Necessarily $\color{green}{d\ge 1}$ and at least one between $a,b,c$ is less or equal than $1$. We have the equivalent inequality $$a+b^2+c^3+d^4 - \frac{1}{a}-\frac{1}{b^2}-\frac{1}{c^3}-\frac{1}{d^4}\ge 0\qquad (*)$$ Arranging otherwise to compare the larger numbers involved with smaller ones $$(d^4-\frac 1a)+(a-\frac {1}{d^4}) +c^3+b^2-\frac{1}{c^3}-\frac{1}{b^2}\ge 0\qquad (**)$$ $$d^4-\frac 1a=d^4-bcd=d(d^3-bc)$$ Since $d^2\ge bc$ and $d\ge 1$ one has $d^3-bc$ is positive; it follows $$d^4-\frac 1a\ge 0\iff a-\frac{1}{d^4}\ge 0$$ therefore, if $b$ and $c$ are greater or equal than $1$ then the proof of $(**)$ is finished.

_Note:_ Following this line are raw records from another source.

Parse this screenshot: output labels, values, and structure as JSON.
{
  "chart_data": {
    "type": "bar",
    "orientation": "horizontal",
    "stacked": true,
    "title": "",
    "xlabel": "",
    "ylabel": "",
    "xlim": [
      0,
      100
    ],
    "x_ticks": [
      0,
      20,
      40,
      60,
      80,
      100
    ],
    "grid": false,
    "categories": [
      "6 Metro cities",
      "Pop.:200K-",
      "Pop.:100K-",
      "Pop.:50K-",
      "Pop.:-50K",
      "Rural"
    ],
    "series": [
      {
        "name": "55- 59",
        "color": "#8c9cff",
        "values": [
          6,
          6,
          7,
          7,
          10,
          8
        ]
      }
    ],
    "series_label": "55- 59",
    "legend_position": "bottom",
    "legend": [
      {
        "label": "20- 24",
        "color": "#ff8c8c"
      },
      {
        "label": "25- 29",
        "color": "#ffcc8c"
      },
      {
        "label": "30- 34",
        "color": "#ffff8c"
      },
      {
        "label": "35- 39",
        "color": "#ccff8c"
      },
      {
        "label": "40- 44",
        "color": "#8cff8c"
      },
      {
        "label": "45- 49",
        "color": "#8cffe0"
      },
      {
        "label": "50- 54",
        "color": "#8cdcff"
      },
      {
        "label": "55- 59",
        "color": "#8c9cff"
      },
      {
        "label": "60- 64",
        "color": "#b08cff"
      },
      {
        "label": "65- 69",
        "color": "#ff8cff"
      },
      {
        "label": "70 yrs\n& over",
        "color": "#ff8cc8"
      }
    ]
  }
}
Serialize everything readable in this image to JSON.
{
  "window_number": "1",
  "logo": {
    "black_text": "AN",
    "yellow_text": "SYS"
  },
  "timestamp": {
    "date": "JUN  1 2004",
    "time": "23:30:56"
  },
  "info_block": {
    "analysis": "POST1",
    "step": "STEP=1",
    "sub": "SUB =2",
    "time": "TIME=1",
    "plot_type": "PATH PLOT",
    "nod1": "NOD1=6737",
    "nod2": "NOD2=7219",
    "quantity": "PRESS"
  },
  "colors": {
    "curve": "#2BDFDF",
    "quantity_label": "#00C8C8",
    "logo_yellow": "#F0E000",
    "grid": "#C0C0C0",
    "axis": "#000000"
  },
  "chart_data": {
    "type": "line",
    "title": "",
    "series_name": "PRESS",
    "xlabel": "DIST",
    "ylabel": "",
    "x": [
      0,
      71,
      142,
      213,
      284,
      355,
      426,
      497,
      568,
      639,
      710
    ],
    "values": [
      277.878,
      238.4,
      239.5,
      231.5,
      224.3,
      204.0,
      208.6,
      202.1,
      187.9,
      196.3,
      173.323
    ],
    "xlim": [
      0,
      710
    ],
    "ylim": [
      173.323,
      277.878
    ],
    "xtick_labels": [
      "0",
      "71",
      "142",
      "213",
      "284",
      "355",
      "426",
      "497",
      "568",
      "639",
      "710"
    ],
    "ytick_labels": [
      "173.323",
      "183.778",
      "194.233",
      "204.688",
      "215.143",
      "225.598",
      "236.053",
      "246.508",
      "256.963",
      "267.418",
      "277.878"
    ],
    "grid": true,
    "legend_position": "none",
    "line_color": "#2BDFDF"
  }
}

Because of this we consider the restriction $\color{green}{0\lt a\le b\le c\lt 1\le d}$. $$*********************$$ Now, by the known $A-M\ge H-M$ and the statement’s inequality, one has the system $$\begin{cases}LHS\ge \frac {16}{RHS}\ge 0\\LHS\ge RHS\ge 0\end{cases} \Rightarrow (LHS)^2\ge 16\iff LHS\ge 4$$ Hence we have to show $$a+b^2+c^3+d^4\ge 4\qquad (***)$$ One has $$\frac{a^4+b^4+c^4+d^4}{4}\ge \sqrt[4]{a^4b^4c^4d^4}=1$$ But (since $\color{green}{0\lt a\le b\le c\lt 1}$) $$a\ge a^4\\b^2\ge b^4\\c^3\ge c^4\\d^4=d^4$$ Consequently $$a+b^2+c^3+d^4\ge a^4+b^4+c^4+d^4\ge 4$$ as we wanted to prove.